Use the balanced (or ionic) equation to find the moles of the other reactant
Calculate the volume or concentration as required of that reactant
Concentration = moles ÷ volume (dm-³)
Volume in dm³ = volume in cm³ ÷ 1000 e.g 25cm³ -> 25 ÷ 1000 = 0.025dm³)
Concentration in gdm-³ = concentration in mol dm-³ × Mr (e.g H2SO4 0.10 moldm-³ -> 0.10 × 98dm³ = 9.8gdm-³)
In many titrations, a standard solution of one the reagents is made (typically 250cm³ in volumetric flask) and 25cm³ portions of this standard solution are used in each titration
Monoprotic acid means one H+ ion per unit and examples are HCl, HNO3, CH3COOH. The reacting ratio with NaOH is 1:1 (acid : NaOH)
Diprotic acid means two H+ ions per unit and examples of this are H2SO4 and the reacting ratio with NaOH is 1:2 (acid : NaOH)
Triprotic acid means three H+ ions per unit and examples are H3PO4 and the reacting ratio with NaOH is 1:3 (acid : NaOH)
Example of solution calculation
25.0cm³ of 0.020moldm-³ sulfuric acid neutralises 18.6cm³ of sodium hydroxide solution
H2SO4(aq) + 2NaOH(aq) -> Na2SO4(s) + 2H20(l)
A)find the concentration of the sodium hydroxide solution in moldm-³
Moles of H2SO4 = conc x vol =
0.020 × (25÷1000) = 0.000500
Moles of NaOH = conc x vol = 2 x Moles H2SO4 = 0.000500 x 2 = 0.00100
Concentration of NaOH = Moles ÷ volume = 0.00100 ÷ (18.6÷1000) = 0.0538moldm-³
B) find the concentration of th sodium hydroxide solution in gdm-³
Mr of NaOH = 23 + 16 + 1 = 40
Mass of NaOH in 1dm-³ = Mr x Moles = 40 x 0.0538 = 2.15g
Concentration = 2.15gdm‐³
Another example of solution calculation
Crystals of citric acid contain water of crystallisation (C6H8O7.nH2O), Citric and is a triprotic acid 1.52 g of the citric acid was made up to 250 cm³ solution. 25 cm³ portions of this solution required 21.80 cm³ of 0.100 mol dm-³ sodium hydroxide for neutralisation Calculate the Mr. and the value of n 0.00218 Moles of NaOH = conc x vol (dm³) = 0.100 x (21.80 ÷ 1000) = 0.00218
Moles of C6H8O7.nH2O in each titration = 0.00218 ÷ 3 = 0.000727 (1mol of acid reacts with 3mol of NaOH)
Moles of C6H8O7.nH2O in 250 cm³ solution = 0.000727 x 10 = 0.00727
Mr of C6H8O7.nH2O = mass = 1.52÷0.00727 = 209.2
Mr of nH2O = 209.2-192.0=17.0
n = 17 ÷ 18 = 0.954 = 1 (n is a whole number)
A back titration is done to analyse a base (or acid) that does not react easily or quickly with an acid (or base). As an alternative the base (or acid) is treated with an excess of acid (or base) and then the left over acid (or base) titrated. You can then work back to find out about the original base (or acid)

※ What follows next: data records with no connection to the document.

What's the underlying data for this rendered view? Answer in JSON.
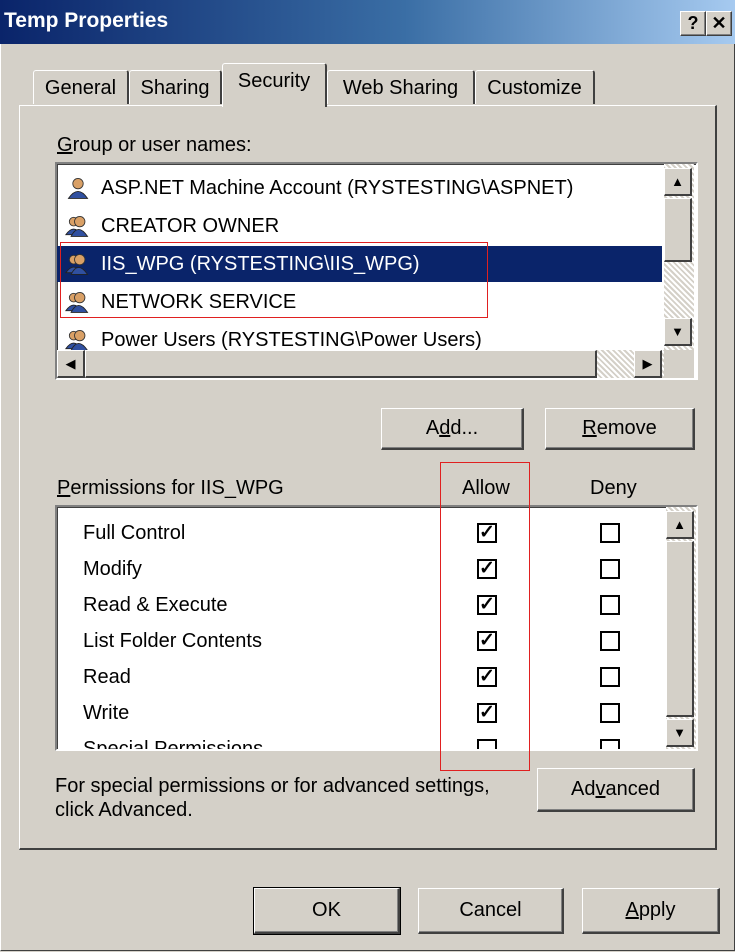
{
  "window": {
    "title": "Temp Properties",
    "help_glyph": "?",
    "close_glyph": "✕"
  },
  "tabs": [
    {
      "label": "General"
    },
    {
      "label": "Sharing"
    },
    {
      "label": "Security",
      "active": true
    },
    {
      "label": "Web Sharing"
    },
    {
      "label": "Customize"
    }
  ],
  "groups": {
    "label_first": "G",
    "label_rest": "roup or user names:",
    "items": [
      {
        "name": "ASP.NET Machine Account (RYSTESTING\\ASPNET)",
        "icon": "single-user-icon"
      },
      {
        "name": "CREATOR OWNER",
        "icon": "group-icon"
      },
      {
        "name": "IIS_WPG (RYSTESTING\\IIS_WPG)",
        "icon": "group-icon",
        "selected": true
      },
      {
        "name": "NETWORK SERVICE",
        "icon": "group-icon"
      },
      {
        "name": "Power Users (RYSTESTING\\Power Users)",
        "icon": "group-icon"
      }
    ]
  },
  "buttons": {
    "add_pre": "A",
    "add_u": "d",
    "add_post": "d...",
    "remove_u": "R",
    "remove_post": "emove",
    "advanced_pre": "Ad",
    "advanced_u": "v",
    "advanced_post": "anced",
    "ok": "OK",
    "cancel": "Cancel",
    "apply_u": "A",
    "apply_post": "pply"
  },
  "permissions": {
    "label_u": "P",
    "label_rest": "ermissions for IIS_WPG",
    "allow_header": "Allow",
    "deny_header": "Deny",
    "rows": [
      {
        "name": "Full Control",
        "allow": true,
        "deny": false
      },
      {
        "name": "Modify",
        "allow": true,
        "deny": false
      },
      {
        "name": "Read & Execute",
        "allow": true,
        "deny": false
      },
      {
        "name": "List Folder Contents",
        "allow": true,
        "deny": false
      },
      {
        "name": "Read",
        "allow": true,
        "deny": false
      },
      {
        "name": "Write",
        "allow": true,
        "deny": false
      },
      {
        "name": "Special Permissions",
        "allow": false,
        "deny": false
      }
    ]
  },
  "advanced_note": "For special permissions or for advanced settings, click Advanced.",
  "colors": {
    "selection": "#0a246a",
    "highlight_box": "#e02020",
    "face": "#d4d0c8"
  }
}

Examole of a back titration
Imagine that we are trying to find out how many moles of CaCO3 we have (let's call it p moles). We add 10 moles of HCI (an excess). The excess is made into a 250 cm³ solution in a volumetric flask and then 25cm³ portions of it require 0.4 moles of NaOH for neutralisation CaCO3 + 2HCl -> CaCl2 + H₂O + CO2
HCI NaOH NaCl HO
This means that there is 10 × 0.4 moles (= 4 moles) of left over HCI in the volumetric flask solution (as we used 1/10 of the solution in the volumetric flask in each titration) This means that 6 moles (10-4 moles) of HCI reacted with the CaCO3 This means that there must have been 3 moles of CaCO3 (i.e. p = 3 ) in the first place (remember that 2 moles of HCI reacts with each mole of CaCO3).